Соня мгновенно проснулась, как только глаза Тобольцева остановились на ней. Трудно сказать, дремал ли еще ее мозг, потому что она не удивилась присутствию Тобольцев а, словно инстинктивно ждала его все время? Считала ли она эту реальность продолжением ее горячечных ночных грез? (Всю ночь она чувствовала себя в объятиях Тобольцева и его горячие губы на своих губах.) Повиновалась ли она только власти своих инстинктов и желаний? Кто скажет?.. Но вздох счастия приподнял ее грудь. Глаза засияли навстречу Тобольцеву. Прелестная улыбка озарила лицо… Она села и протянула к нему руки с жестом беззаветной страсти:
— Сюда… Скорей!
Тобольцева сила какая-то толкнула к постели. Он обнял Соню и опять почувствовал (сон наяву!) прикосновение ее груди, колен, всех точек ее тела, ее губы, запах волос и кожи, сонный запах из ее рта, опьянивший его мгновенно… Он видел яркий блеск ее полузакрытых глаз. «Какая красавица!» — понял он внезапно. И поцеловал ее опять и опять, уже вполне сознательно и страстно.

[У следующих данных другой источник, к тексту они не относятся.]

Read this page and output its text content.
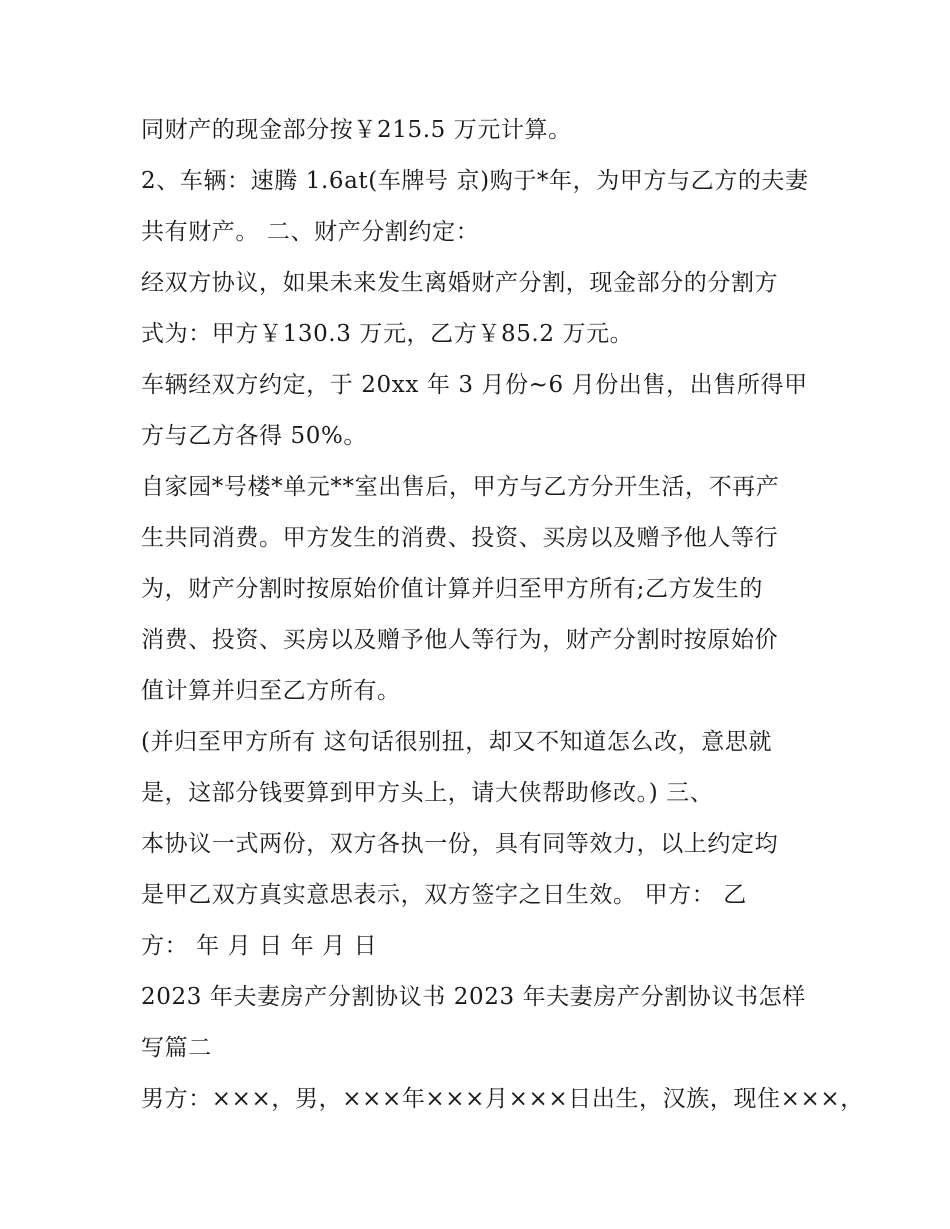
同财产的现金部分按￥215.5 万元计算。
2、车辆：速腾 1.6at(车牌号 京)购于*年，为甲方与乙方的夫妻
共有财产。 二、财产分割约定：
经双方协议，如果未来发生离婚财产分割，现金部分的分割方
式为：甲方￥130.3 万元，乙方￥85.2 万元。
车辆经双方约定，于 20xx 年 3 月份~6 月份出售，出售所得甲
方与乙方各得 50%。
自家园*号楼*单元**室出售后，甲方与乙方分开生活，不再产
生共同消费。甲方发生的消费、投资、买房以及赠予他人等行
为，财产分割时按原始价值计算并归至甲方所有;乙方发生的
消费、投资、买房以及赠予他人等行为，财产分割时按原始价
值计算并归至乙方所有。
(并归至甲方所有 这句话很别扭，却又不知道怎么改，意思就
是，这部分钱要算到甲方头上，请大侠帮助修改。) 三、
本协议一式两份，双方各执一份，具有同等效力，以上约定均
是甲乙双方真实意思表示，双方签字之日生效。 甲方： 乙
方： 年 月 日 年 月 日
2023 年夫妻房产分割协议书 2023 年夫妻房产分割协议书怎样
写篇二
男方：×××，男，×××年×××月×××日出生，汉族，现住×××，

Минна Ивановна кашлянула в столовой. Они оторвались друг от друга… Бледный, неверными шагами, Тобольцев отошел. Поглядел на рабочую корзинку, не видя ее; подергал себя за ворот… Опять поискал глазами по комнате, избегая глядеть на Соню… Наконец увидал корзинку и, захватив ее, вышел в зал. Но, выходя, он услыхал тихий, серебряный, счастливый смех, отдавшийся во всех его нервах.
Он не помнил, что спрашивала его Минна Ивановна и что он ей отвечал… Подняв голову, он увидал, что Соня приотворила дверь и в щелку глядит на него… А глаза у нее сверкают и губы смеются… И он сам начал улыбаться. И, не договорив начатой фразы, вдруг встал, поцеловал руку Минны Ивановны, незаметно кивнул Соне, которая за спиной матери посылала ему воздушные поцелуи, и уехал, оставив обеих женщин под очарованием какой-то весенней грезы.
— Мама, мама! — лепетала Соня, кидаясь на шею матери. — Ну, не правда ли, что его нельзя не любить?
Минна Ивановна не желала вникать в причины внезапного успокоения Сони. Она только радовалась наступившей вдруг тишине после этой ужасной ночи, когда Соня грозила отравиться и умереть в тот день, когда Катя поедет венчаться. Все хорошо, что хорошо кончается!..
Катерина Федоровна весь этот день на уроках двигалась как во сне, бессознательно улыбалась удивленным ученицам, пропускала мимо ушей их вопросы, без обычного раздражения поправляла ошибки и беспрестанно задумывалась. От зорких институток, боявшихся строгой учительницы, не могла, конечно, ускользнуть эта необыкновенная перемена.
— Эрлиха наша совсем блаженная, — шептались пианистки. — Я разноса ждала за rondo Kalkbrenner’a[145]. Не могла с «группетто»[146] справиться… В тот раз она орала на меня, орала… кол поставила… А нынче я мажу, она хоть бы что!
Начальница, очень ценившая Катерину Федоровну, изумленно сощурилась на ее лицо, когда встретила ее в коридоре. Кажется, никаких перемен не было ни в строго-монашеском туалете молодой девушки, ни в ее простой прическе, где волосок был пригнан к волоску… Но… лицо было уже не то! Какая-то женственность появилась в этой новой улыбке, в угловатых всегда движениях, в замедленной походке. Яркий румянец, всегда ровно игравший на смуглых щеках, теперь поминутно угасал на похудевшем в одну ночь лице. Глаза как бы ввалились, окруженные кольцом тени. В них был блеск усталости и лихорадочного возбуждения. И эти глаза прятались под густыми ресницами. Всегда резкий голос как-то глухо вздрагивал… Движения были растерянные. Но счастие сияло в лице, как солнце, и делало незаметную Катерину Федоровну интересной, даже красивой… Начальница проводила ее долгим взглядом и, вздохнув, прошла дальше.